FIG. 1 is a perspective view showing an example of a conventional phased array type ultrasonic transducer, FIG. 2 is an illustration of mutual interference between transducer elements, FIG. 3 is a perspective view showing an embodiment of the present invention, and FIG. The figure is a configuration diagram showing the electrode switching circuit, and FIG. 5 is a perspective view showing another embodiment of the present invention. In the figure, A ₁ , A ₂ ... are vibration elements, C ₁₁ , C ₁₂ ...

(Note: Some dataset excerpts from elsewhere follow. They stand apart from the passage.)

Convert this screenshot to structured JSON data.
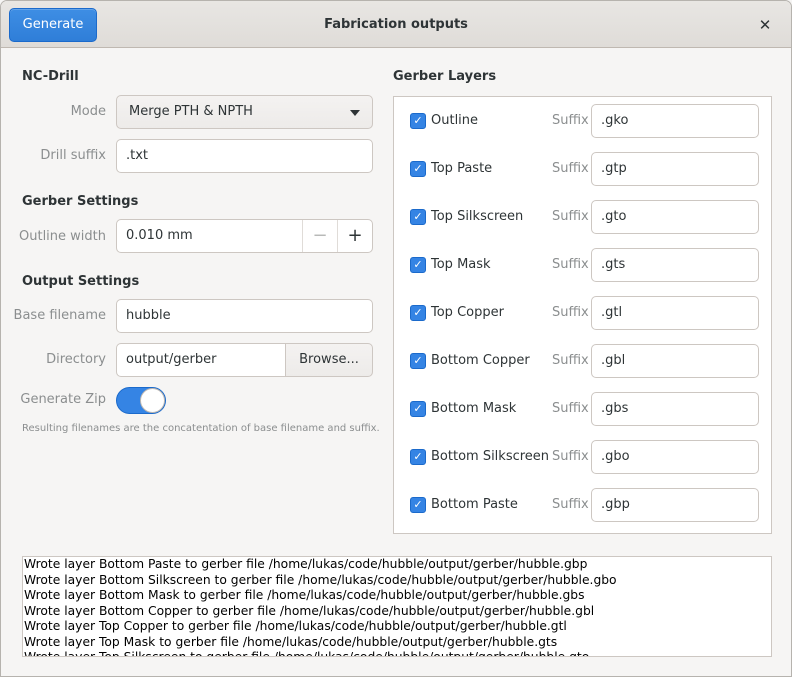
{
  "window": {
    "title": "Fabrication outputs",
    "generate_label": "Generate",
    "close_glyph": "✕"
  },
  "nc_drill": {
    "title": "NC-Drill",
    "mode_label": "Mode",
    "mode_value": "Merge PTH & NPTH",
    "drill_suffix_label": "Drill suffix",
    "drill_suffix_value": ".txt"
  },
  "gerber_settings": {
    "title": "Gerber Settings",
    "outline_width_label": "Outline width",
    "outline_width_value": "0.010 mm",
    "minus": "−",
    "plus": "+"
  },
  "output_settings": {
    "title": "Output Settings",
    "base_filename_label": "Base filename",
    "base_filename_value": "hubble",
    "directory_label": "Directory",
    "directory_value": "output/gerber",
    "browse_label": "Browse...",
    "generate_zip_label": "Generate Zip",
    "generate_zip_on": true,
    "hint": "Resulting filenames are the concatentation of base filename and suffix."
  },
  "gerber_layers": {
    "title": "Gerber Layers",
    "suffix_label": "Suffix",
    "check_glyph": "✓",
    "layers": [
      {
        "name": "Outline",
        "checked": true,
        "suffix": ".gko"
      },
      {
        "name": "Top Paste",
        "checked": true,
        "suffix": ".gtp"
      },
      {
        "name": "Top Silkscreen",
        "checked": true,
        "suffix": ".gto"
      },
      {
        "name": "Top Mask",
        "checked": true,
        "suffix": ".gts"
      },
      {
        "name": "Top Copper",
        "checked": true,
        "suffix": ".gtl"
      },
      {
        "name": "Bottom Copper",
        "checked": true,
        "suffix": ".gbl"
      },
      {
        "name": "Bottom Mask",
        "checked": true,
        "suffix": ".gbs"
      },
      {
        "name": "Bottom Silkscreen",
        "checked": true,
        "suffix": ".gbo"
      },
      {
        "name": "Bottom Paste",
        "checked": true,
        "suffix": ".gbp"
      }
    ]
  },
  "log": {
    "lines": [
      "Wrote layer Bottom Paste to gerber file /home/lukas/code/hubble/output/gerber/hubble.gbp",
      "Wrote layer Bottom Silkscreen to gerber file /home/lukas/code/hubble/output/gerber/hubble.gbo",
      "Wrote layer Bottom Mask to gerber file /home/lukas/code/hubble/output/gerber/hubble.gbs",
      "Wrote layer Bottom Copper to gerber file /home/lukas/code/hubble/output/gerber/hubble.gbl",
      "Wrote layer Top Copper to gerber file /home/lukas/code/hubble/output/gerber/hubble.gtl",
      "Wrote layer Top Mask to gerber file /home/lukas/code/hubble/output/gerber/hubble.gts",
      "Wrote layer Top Silkscreen to gerber file /home/lukas/code/hubble/output/gerber/hubble.gto"
    ]
  }
}
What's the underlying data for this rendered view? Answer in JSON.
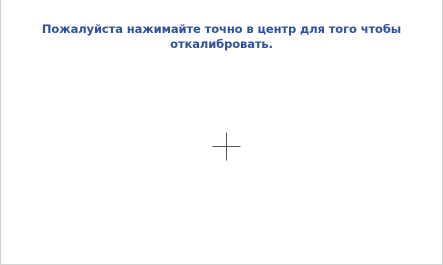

is a divided electrode portion of one of the pair of electrodes, E is the other electrode, and SW is a group of switches for switching between transmission and reception.

Claims (1)

[Claims] 1. In an ultrasonic vibrator in which a plurality of vibrating elements each having electrodes provided on two opposing surfaces of a piezoelectric material are arranged at a predetermined interval in a direction intersecting the length direction of the vibrating elements, each vibration An ultrasonic transducer characterized in that at least one of the electrodes of the element is divided into a plurality of parts in the length direction, and when emitting ultrasonic waves, the divided electrode parts of adjacent transducer elements that do not face each other are driven. 2. The ultrasonic transducer according to claim 1, wherein a groove is provided in the piezoelectric material between the divided electrodes.